Месье Клюзо на секунду перестал размахивать метлой, посмотрел на свой жилет яркого салатового цвета со светоотражающей полосой посередине и пожал плечами.
– Привычка. Знаешь, Кати, человеческий организм адаптируется ко всему, вот и я уже перестал замечать перепады температур.
Месье Клюзо совершенно прав. Когда ко мне только прицепили этот кислородный баллон, он создавал столько неудобств. Я все время думала, что стоит мне неловко повернуться, как тонкая пластиковая трубка, ведущая воздух к моему носу, порвется, и я задохнусь. Но порвать ее оказалось не так-то просто. А сейчас я ловко передвигаюсь по всей квартире, порой даже не замечая этого балласта за спиной.
– Когда у тебя начнутся занятия, Кати?
– Только в сентябре, месье Клюзо, сейчас еще каникулы.
Уже конец лета, и отдыхать мне откровенно поднадоело. Хотя в свободное время я всегда найду, чем себя занять: в основном я читаю, смотрю ролики в интернете и рисую. У меня есть несколько скетчбуков, где я рисую всё и всех, кого вижу, сидя на своем подоконнике. Месье Клюзо я тоже нарисовала уже не один раз.

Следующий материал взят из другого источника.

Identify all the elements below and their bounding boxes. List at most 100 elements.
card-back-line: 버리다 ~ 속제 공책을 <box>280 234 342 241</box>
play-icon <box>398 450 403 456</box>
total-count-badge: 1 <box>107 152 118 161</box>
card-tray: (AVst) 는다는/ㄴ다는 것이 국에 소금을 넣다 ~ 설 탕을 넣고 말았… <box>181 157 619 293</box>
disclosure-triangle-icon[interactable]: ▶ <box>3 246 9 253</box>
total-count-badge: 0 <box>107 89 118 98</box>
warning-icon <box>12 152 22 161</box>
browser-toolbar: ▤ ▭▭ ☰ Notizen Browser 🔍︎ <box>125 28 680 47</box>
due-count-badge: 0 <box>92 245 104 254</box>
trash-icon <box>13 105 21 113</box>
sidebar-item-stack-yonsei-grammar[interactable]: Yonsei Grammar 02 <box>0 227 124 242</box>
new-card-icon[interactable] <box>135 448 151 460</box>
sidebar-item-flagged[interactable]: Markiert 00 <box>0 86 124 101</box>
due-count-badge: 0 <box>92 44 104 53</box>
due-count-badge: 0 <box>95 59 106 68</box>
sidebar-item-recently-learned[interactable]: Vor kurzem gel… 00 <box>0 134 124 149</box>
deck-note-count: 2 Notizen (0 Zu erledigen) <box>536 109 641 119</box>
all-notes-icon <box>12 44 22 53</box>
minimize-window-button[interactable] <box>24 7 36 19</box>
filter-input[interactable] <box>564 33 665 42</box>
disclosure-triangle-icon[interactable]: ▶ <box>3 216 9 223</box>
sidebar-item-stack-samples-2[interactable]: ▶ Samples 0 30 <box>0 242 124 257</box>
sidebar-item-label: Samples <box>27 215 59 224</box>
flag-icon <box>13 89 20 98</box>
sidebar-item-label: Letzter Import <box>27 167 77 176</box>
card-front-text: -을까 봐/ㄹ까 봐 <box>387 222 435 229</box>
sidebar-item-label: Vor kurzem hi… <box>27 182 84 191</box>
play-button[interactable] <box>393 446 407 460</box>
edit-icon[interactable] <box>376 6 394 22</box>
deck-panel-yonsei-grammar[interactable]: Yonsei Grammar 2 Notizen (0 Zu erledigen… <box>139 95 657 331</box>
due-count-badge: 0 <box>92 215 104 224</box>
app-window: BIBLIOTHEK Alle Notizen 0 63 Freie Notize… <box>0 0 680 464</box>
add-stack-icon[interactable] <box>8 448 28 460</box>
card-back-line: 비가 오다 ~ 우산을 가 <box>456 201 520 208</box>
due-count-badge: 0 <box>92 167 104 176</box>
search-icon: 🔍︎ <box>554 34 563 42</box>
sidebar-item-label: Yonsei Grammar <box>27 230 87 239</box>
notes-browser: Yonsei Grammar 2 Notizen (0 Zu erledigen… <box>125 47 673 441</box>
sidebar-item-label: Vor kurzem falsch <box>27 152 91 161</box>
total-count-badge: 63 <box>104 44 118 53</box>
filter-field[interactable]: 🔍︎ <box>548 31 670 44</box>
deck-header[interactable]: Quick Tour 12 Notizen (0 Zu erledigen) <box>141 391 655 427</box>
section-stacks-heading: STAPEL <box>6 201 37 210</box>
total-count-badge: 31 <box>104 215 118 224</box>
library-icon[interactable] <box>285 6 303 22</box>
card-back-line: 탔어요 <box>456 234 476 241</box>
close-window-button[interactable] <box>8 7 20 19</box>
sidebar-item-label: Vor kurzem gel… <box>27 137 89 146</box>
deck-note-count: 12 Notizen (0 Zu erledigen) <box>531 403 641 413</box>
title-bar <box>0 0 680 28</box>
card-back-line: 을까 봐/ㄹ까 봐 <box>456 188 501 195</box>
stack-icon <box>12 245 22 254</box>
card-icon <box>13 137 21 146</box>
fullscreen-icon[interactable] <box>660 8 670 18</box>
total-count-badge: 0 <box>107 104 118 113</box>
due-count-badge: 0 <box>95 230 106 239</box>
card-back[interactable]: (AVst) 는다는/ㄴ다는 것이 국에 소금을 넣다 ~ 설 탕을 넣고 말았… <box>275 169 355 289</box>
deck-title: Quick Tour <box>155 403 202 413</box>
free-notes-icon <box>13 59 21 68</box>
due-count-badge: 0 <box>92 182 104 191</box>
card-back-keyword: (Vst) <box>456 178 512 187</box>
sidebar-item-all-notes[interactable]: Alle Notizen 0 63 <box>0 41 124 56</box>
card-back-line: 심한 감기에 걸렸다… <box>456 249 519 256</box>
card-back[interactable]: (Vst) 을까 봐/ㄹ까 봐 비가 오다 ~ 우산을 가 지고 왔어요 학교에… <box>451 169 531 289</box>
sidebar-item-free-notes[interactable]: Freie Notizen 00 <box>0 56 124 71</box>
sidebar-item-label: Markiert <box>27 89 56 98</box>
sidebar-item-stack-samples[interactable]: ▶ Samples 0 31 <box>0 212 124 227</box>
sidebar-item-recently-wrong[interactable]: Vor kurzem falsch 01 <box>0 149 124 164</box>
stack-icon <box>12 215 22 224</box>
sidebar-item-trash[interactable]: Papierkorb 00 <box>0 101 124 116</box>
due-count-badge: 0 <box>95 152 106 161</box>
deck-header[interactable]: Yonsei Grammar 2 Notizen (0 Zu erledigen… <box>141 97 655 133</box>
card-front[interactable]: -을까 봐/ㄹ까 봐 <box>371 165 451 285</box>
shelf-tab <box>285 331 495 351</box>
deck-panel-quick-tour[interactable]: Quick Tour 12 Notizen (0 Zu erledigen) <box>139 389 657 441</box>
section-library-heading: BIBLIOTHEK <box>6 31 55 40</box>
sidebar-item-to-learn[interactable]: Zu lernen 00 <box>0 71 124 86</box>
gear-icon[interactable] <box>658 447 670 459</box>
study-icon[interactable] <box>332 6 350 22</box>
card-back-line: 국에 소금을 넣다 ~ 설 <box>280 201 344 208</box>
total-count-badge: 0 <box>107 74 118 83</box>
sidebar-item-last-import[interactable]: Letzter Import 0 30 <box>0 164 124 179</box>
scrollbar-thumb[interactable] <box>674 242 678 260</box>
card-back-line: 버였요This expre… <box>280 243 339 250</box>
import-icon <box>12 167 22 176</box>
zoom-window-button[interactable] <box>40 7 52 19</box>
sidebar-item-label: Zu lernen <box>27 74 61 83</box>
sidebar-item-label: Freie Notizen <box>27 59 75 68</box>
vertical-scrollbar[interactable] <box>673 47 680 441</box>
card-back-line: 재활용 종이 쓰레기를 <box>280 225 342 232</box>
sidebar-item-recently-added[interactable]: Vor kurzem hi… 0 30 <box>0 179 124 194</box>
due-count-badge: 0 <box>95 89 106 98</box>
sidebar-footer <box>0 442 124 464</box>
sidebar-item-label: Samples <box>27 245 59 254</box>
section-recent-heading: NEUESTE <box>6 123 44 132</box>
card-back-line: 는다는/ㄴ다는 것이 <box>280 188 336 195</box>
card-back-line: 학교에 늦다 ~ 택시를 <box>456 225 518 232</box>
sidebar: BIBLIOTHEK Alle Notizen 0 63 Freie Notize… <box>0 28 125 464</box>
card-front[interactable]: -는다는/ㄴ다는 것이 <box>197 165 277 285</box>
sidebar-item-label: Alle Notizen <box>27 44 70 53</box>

У меня есть много зарисовок нашей улицы и ее жильцов.
Сейчас семь часов пятнадцать минут, и каждый день в это время с понедельника по пятницу мимо моего окна проходит хмурый мужчина в сером деловом костюме, белой рубашке, темном галстуке и начищенных до блеска ботинках. В руках он несет портфель. Я ни разу не видела его глаза, потому что он всегда смотрит строго себе под ноги. Его лоб исполосован глубокими морщинами, хотя ему, кажется, не больше сорока лет. А цвет его лица неизменно пунцовый. Он, наверное, слишком напряженно думает или слишком туго затягивает галстук на шее. Я не знаю, как его зовут, мы с ним не дружим и не общаемся, но мне очень его жалко. Он настолько поглощен своими мыслями с самого утра, что не замечает ничего вокруг. А ведь только что он прошел мимо одного из самых красивых зданий в нашем городе!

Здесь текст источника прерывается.